There are also indications that more (or harder) exercise produces greater cognitive gains. Another 2009 study, from Taiwan’s National Cheng Kung University, found that mice forced to run on a treadmill made greater cognitive gains than mice that ran at leisure on an exercise wheel (though both groups did improve). But there are limits. Extreme exertion like running a marathon generates stress hormone levels comparable to those seen in military interrogations and first-time parachute jumpers, which can interfere with some mental processes. Researchers tested 141 runners immediately after they completed the Boston or New York marathons and found that their “explicit memory,” which answers questions like “What happened an hour ago?,” was impaired. On the other hand, their “implicit memory,” measured by the ability to complete partial words, was enhanced.
New results in this area continue to be published on a regular basis, so it won’t be long before we’re able to say with certainty why the extreme stress of a marathon helps some mental processes and hurts others, or which particular exercise-produced growth factors are key to generating new brain cells. For now, the advice is simple: keep doing all the exercise that’s recommended for a healthy cardiovascular system, and you’ll get a mental edge as a bonus.

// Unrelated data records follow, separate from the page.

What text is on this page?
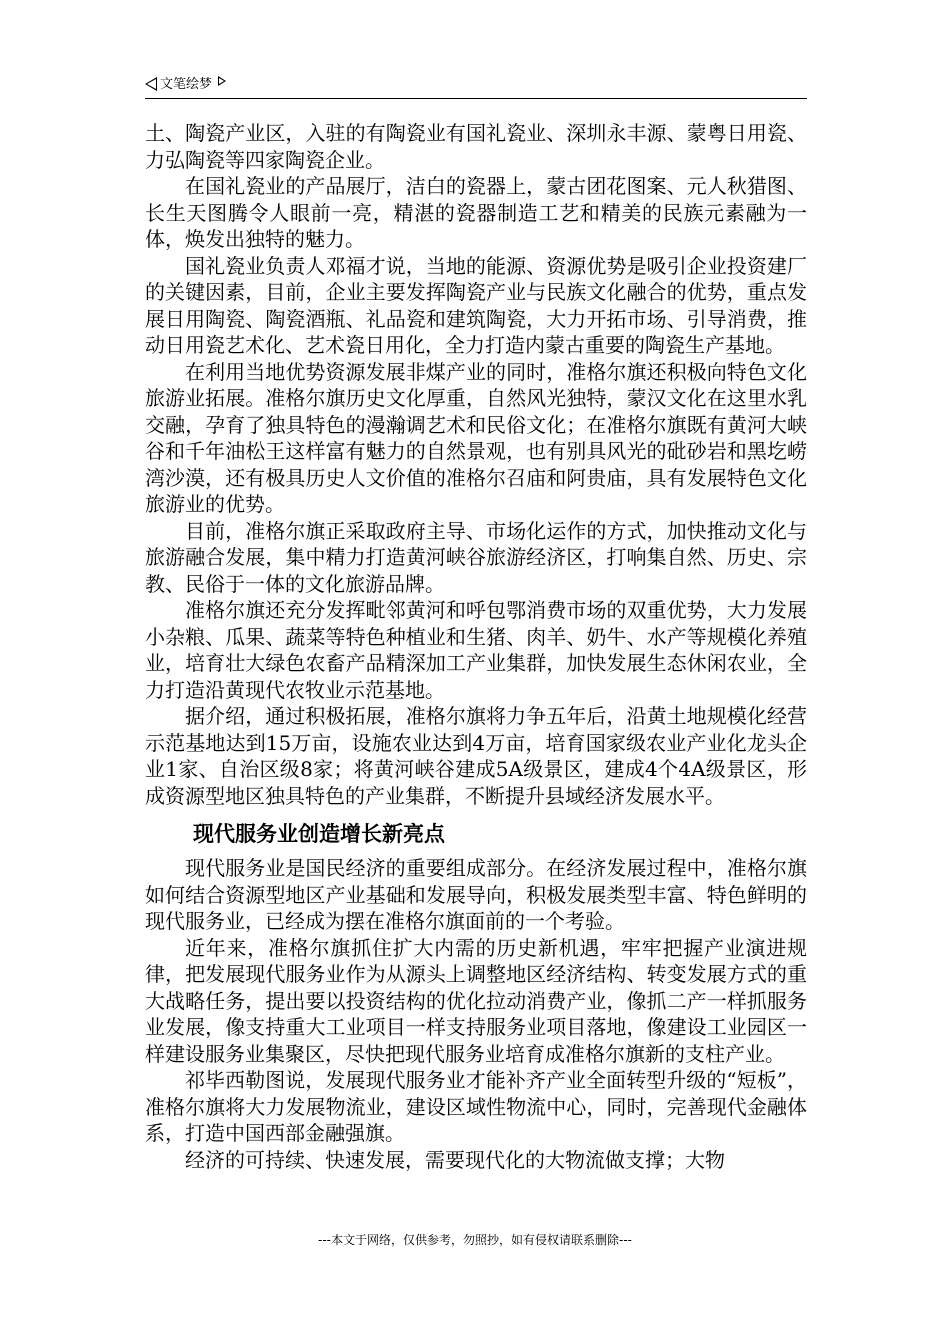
文笔绘梦

土、陶瓷产业区，入驻的有陶瓷业有国礼瓷业、深圳永丰源、蒙粤日用瓷、力弘陶瓷等四家陶瓷企业。

在国礼瓷业的产品展厅，洁白的瓷器上，蒙古团花图案、元人秋猎图、长生天图腾令人眼前一亮，精湛的瓷器制造工艺和精美的民族元素融为一体，焕发出独特的魅力。

国礼瓷业负责人邓福才说，当地的能源、资源优势是吸引企业投资建厂的关键因素，目前，企业主要发挥陶瓷产业与民族文化融合的优势，重点发展日用陶瓷、陶瓷酒瓶、礼品瓷和建筑陶瓷，大力开拓市场、引导消费，推动日用瓷艺术化、艺术瓷日用化，全力打造内蒙古重要的陶瓷生产基地。

在利用当地优势资源发展非煤产业的同时，准格尔旗还积极向特色文化旅游业拓展。准格尔旗历史文化厚重，自然风光独特，蒙汉文化在这里水乳交融，孕育了独具特色的漫瀚调艺术和民俗文化；在准格尔旗既有黄河大峡谷和千年油松王这样富有魅力的自然景观，也有别具风光的砒砂岩和黑圪崂湾沙漠，还有极具历史人文价值的准格尔召庙和阿贵庙，具有发展特色文化旅游业的优势。

目前，准格尔旗正采取政府主导、市场化运作的方式，加快推动文化与旅游融合发展，集中精力打造黄河峡谷旅游经济区，打响集自然、历史、宗教、民俗于一体的文化旅游品牌。

准格尔旗还充分发挥毗邻黄河和呼包鄂消费市场的双重优势，大力发展小杂粮、瓜果、蔬菜等特色种植业和生猪、肉羊、奶牛、水产等规模化养殖业，培育壮大绿色农畜产品精深加工产业集群，加快发展生态休闲农业，全力打造沿黄现代农牧业示范基地。

据介绍，通过积极拓展，准格尔旗将力争五年后，沿黄土地规模化经营示范基地达到15万亩，设施农业达到4万亩，培育国家级农业产业化龙头企业1家、自治区级8家；将黄河峡谷建成5A级景区，建成4个4A级景区，形成资源型地区独具特色的产业集群，不断提升县域经济发展水平。

现代服务业创造增长新亮点

现代服务业是国民经济的重要组成部分。在经济发展过程中，准格尔旗如何结合资源型地区产业基础和发展导向，积极发展类型丰富、特色鲜明的现代服务业，已经成为摆在准格尔旗面前的一个考验。

近年来，准格尔旗抓住扩大内需的历史新机遇，牢牢把握产业演进规律，把发展现代服务业作为从源头上调整地区经济结构、转变发展方式的重大战略任务，提出要以投资结构的优化拉动消费产业，像抓二产一样抓服务业发展，像支持重大工业项目一样支持服务业项目落地，像建设工业园区一样建设服务业集聚区，尽快把现代服务业培育成准格尔旗新的支柱产业。

祁毕西勒图说，发展现代服务业才能补齐产业全面转型升级的“短板”，准格尔旗将大力发展物流业，建设区域性物流中心，同时，完善现代金融体系，打造中国西部金融强旗。

经济的可持续、快速发展，需要现代化的大物流做支撑；大物

---本文于网络，仅供参考，勿照抄，如有侵权请联系删除---
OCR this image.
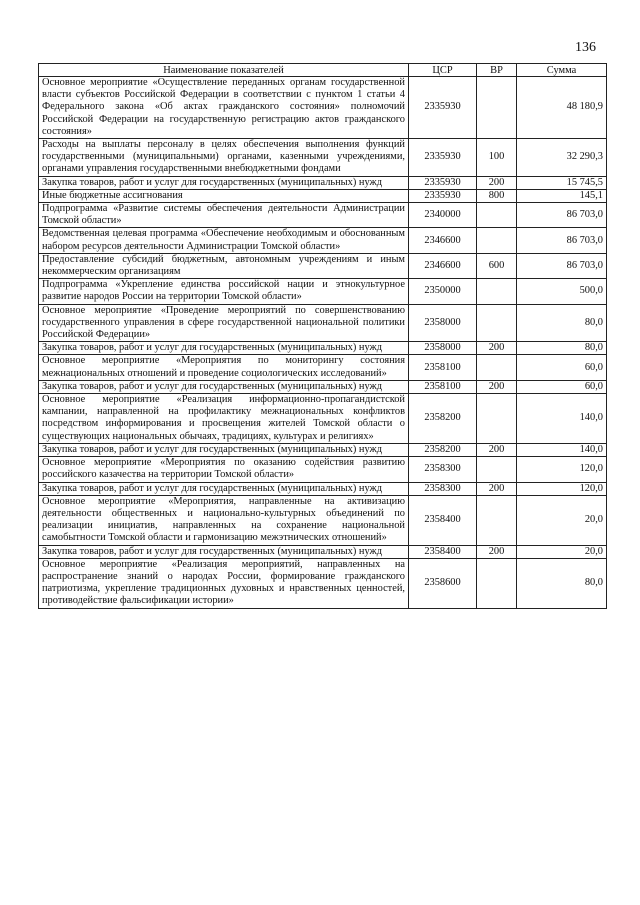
136
Наименование показателей	ЦСР	ВР	Сумма
Основное мероприятие «Осуществление переданных органам государственной власти субъектов Российской Федерации в соответствии с пунктом 1 статьи 4 Федерального закона «Об актах гражданского состояния» полномочий Российской Федерации на государственную регистрацию актов гражданского состояния»	2335930		48 180,9
Расходы на выплаты персоналу в целях обеспечения выполнения функций государственными (муниципальными) органами, казенными учреждениями, органами управления государственными внебюджетными фондами	2335930	100	32 290,3
Закупка товаров, работ и услуг для государственных (муниципальных) нужд	2335930	200	15 745,5
Иные бюджетные ассигнования	2335930	800	145,1
Подпрограмма «Развитие системы обеспечения деятельности Администрации Томской области»	2340000		86 703,0
Ведомственная целевая программа «Обеспечение необходимым и обоснованным набором ресурсов деятельности Администрации Томской области»	2346600		86 703,0
Предоставление субсидий бюджетным, автономным учреждениям и иным некоммерческим организациям	2346600	600	86 703,0
Подпрограмма «Укрепление единства российской нации и этнокультурное развитие народов России на территории Томской области»	2350000		500,0
Основное мероприятие «Проведение мероприятий по совершенствованию государственного управления в сфере государственной национальной политики Российской Федерации»	2358000		80,0
Закупка товаров, работ и услуг для государственных (муниципальных) нужд	2358000	200	80,0
Основное мероприятие «Мероприятия по мониторингу состояния межнациональных отношений и проведение социологических исследований»	2358100		60,0
Закупка товаров, работ и услуг для государственных (муниципальных) нужд	2358100	200	60,0
Основное мероприятие «Реализация информационно-пропагандистской кампании, направленной на профилактику межнациональных конфликтов посредством информирования и просвещения жителей Томской области о существующих национальных обычаях, традициях, культурах и религиях»	2358200		140,0
Закупка товаров, работ и услуг для государственных (муниципальных) нужд	2358200	200	140,0
Основное мероприятие «Мероприятия по оказанию содействия развитию российского казачества на территории Томской области»	2358300		120,0
Закупка товаров, работ и услуг для государственных (муниципальных) нужд	2358300	200	120,0
Основное мероприятие «Мероприятия, направленные на активизацию деятельности общественных и национально-культурных объединений по реализации инициатив, направленных на сохранение национальной самобытности Томской области и гармонизацию межэтнических отношений»	2358400		20,0
Закупка товаров, работ и услуг для государственных (муниципальных) нужд	2358400	200	20,0
Основное мероприятие «Реализация мероприятий, направленных на распространение знаний о народах России, формирование гражданского патриотизма, укрепление традиционных духовных и нравственных ценностей, противодействие фальсификации истории»	2358600		80,0
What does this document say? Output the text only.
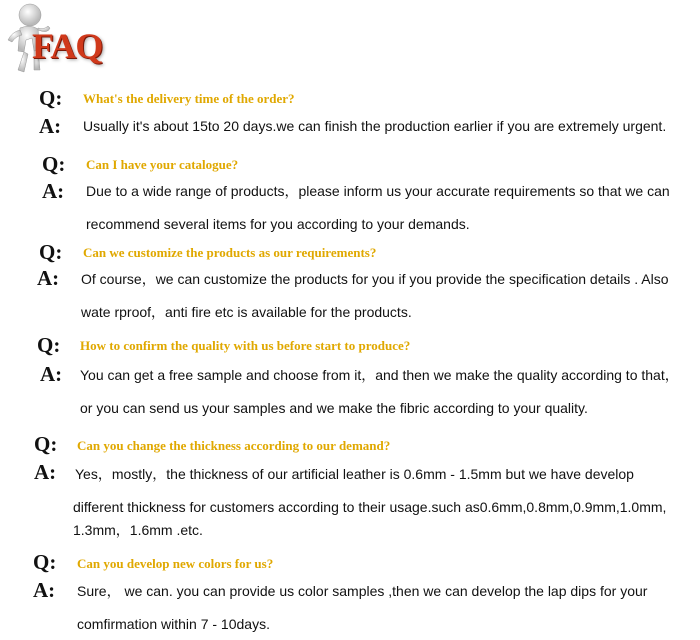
FAQ
Q: What's the delivery time of the order?
A: Usually it's about 15to 20 days.we can finish the production earlier if you are extremely urgent.
Q: Can I have your catalogue?
A: Due to a wide range of products，please inform us your accurate requirements so that we can
recommend several items for you according to your demands.
Q: Can we customize the products as our requirements?
A: Of course，we can customize the products for you if you provide the specification details . Also
wate rproof，anti fire etc is available for the products.
Q: How to confirm the quality with us before start to produce?
A: You can get a free sample and choose from it，and then we make the quality according to that，
or you can send us your samples and we make the fibric according to your quality.
Q: Can you change the thickness according to our demand?
A: Yes，mostly，the thickness of our artificial leather is 0.6mm - 1.5mm but we have develop
different thickness for customers according to their usage.such as0.6mm,0.8mm,0.9mm,1.0mm,
1.3mm，1.6mm .etc.
Q: Can you develop new colors for us?
A: Sure， we can. you can provide us color samples ,then we can develop the lap dips for your
comfirmation within 7 - 10days.
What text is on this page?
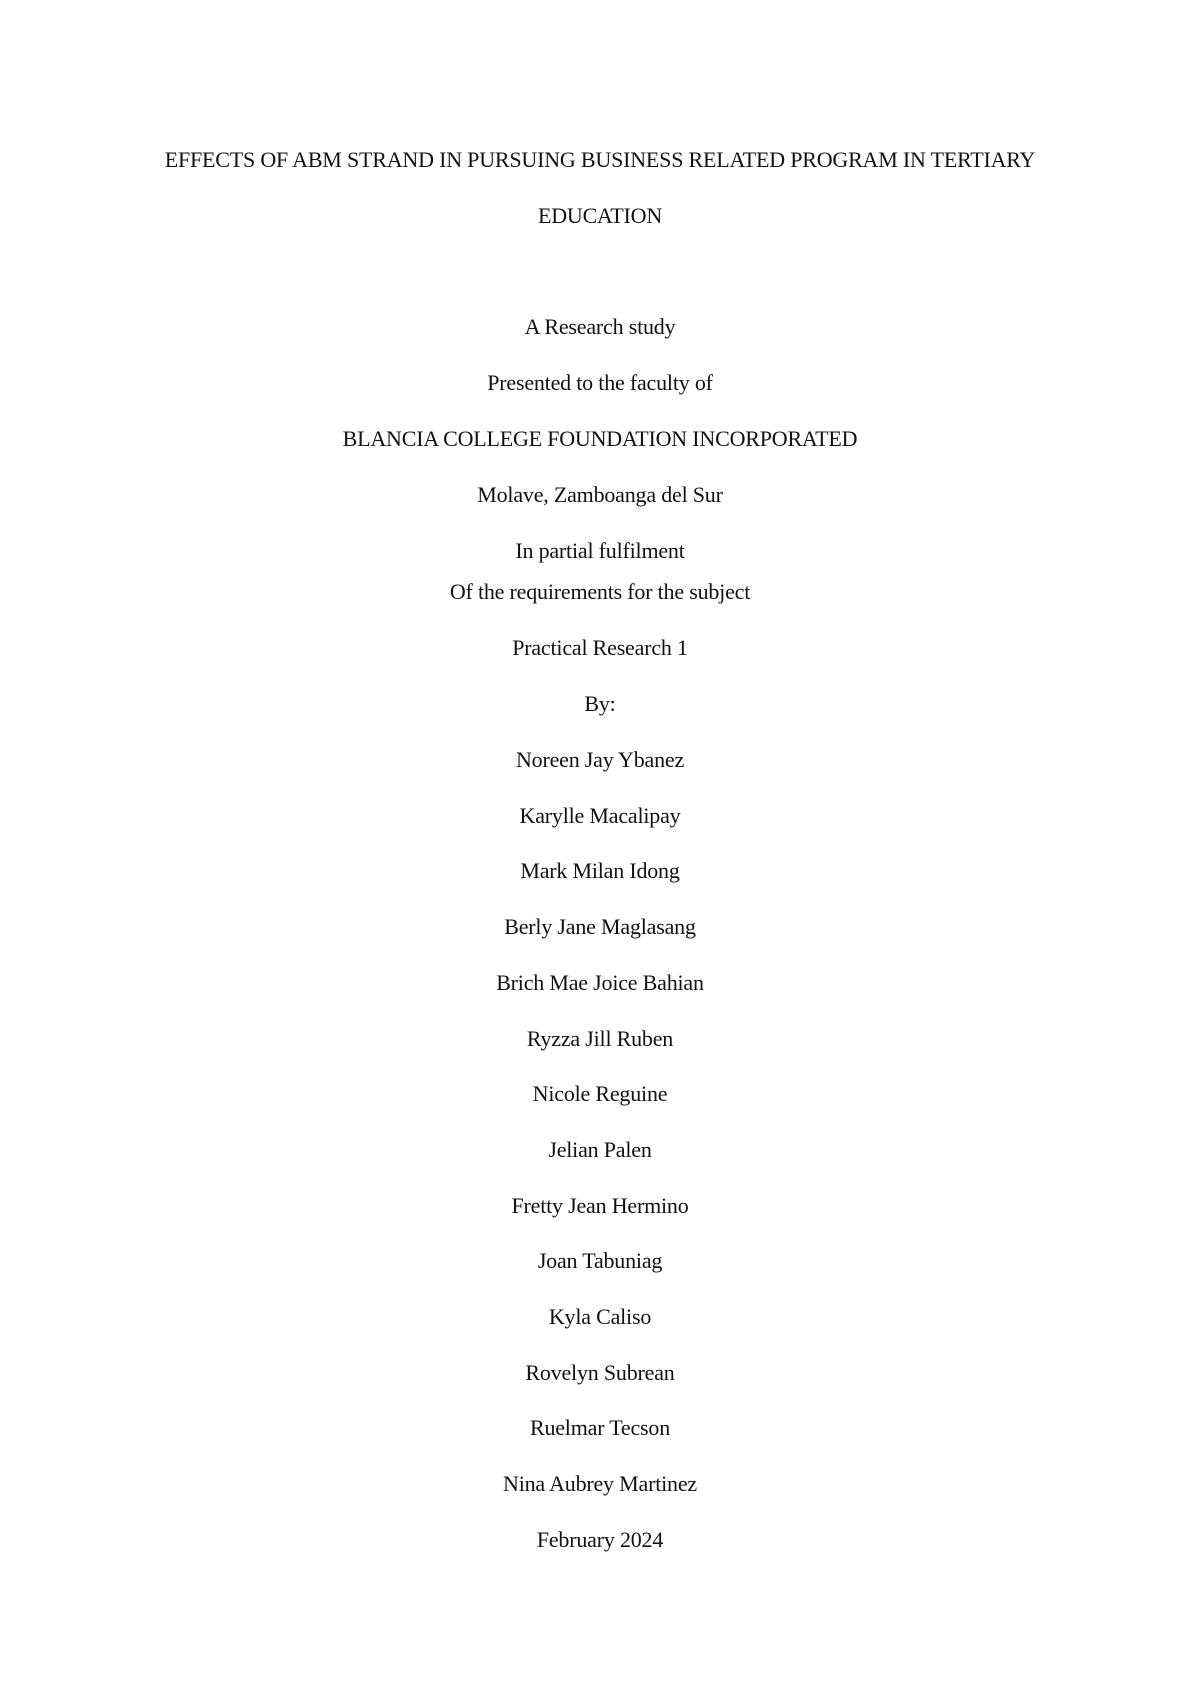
EFFECTS OF ABM STRAND IN PURSUING BUSINESS RELATED PROGRAM IN TERTIARY
EDUCATION
A Research study
Presented to the faculty of
BLANCIA COLLEGE FOUNDATION INCORPORATED
Molave, Zamboanga del Sur
In partial fulfilment
Of the requirements for the subject
Practical Research 1
By:
Noreen Jay Ybanez
Karylle Macalipay
Mark Milan Idong
Berly Jane Maglasang
Brich Mae Joice Bahian
Ryzza Jill Ruben
Nicole Reguine
Jelian Palen
Fretty Jean Hermino
Joan Tabuniag
Kyla Caliso
Rovelyn Subrean
Ruelmar Tecson
Nina Aubrey Martinez
February 2024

CHEAT SHEET: MIND AND BODY
• Mental fatigue causes a reduction in physical performance, which suggests that exhaustion is controlled by the brain’s perception of effort rather than the body’s failure.
• The most productive training is “deliberate practice,” which involves setting goals, monitoring progress, and focusing on technique rather than mindlessly repeating drills.
• Responses to music are highly personal, though there are some general patterns (faster music makes you work harder). Watching video is so distracting that it may lead you to slack off.
• Once you’ve mastered skills, whether it’s golf putting or darts, focusing too much on the details can lead to choking.
• Swearing or imagining yourself doing something evil taps into feelings of aggression that enhance physical performance.
• Prolonged physical exercise causes the release of endorphins, which can lead to runner’s high—and exercise addiction.
• Training with a group leads to greater endorphin production, which enhances pleasure and performance. About a third of people prefer working out alone.
• Exercise makes you smarter and improves your memory, starting immediately. Aerobic exercise is more effective than strength training, and the harder the better.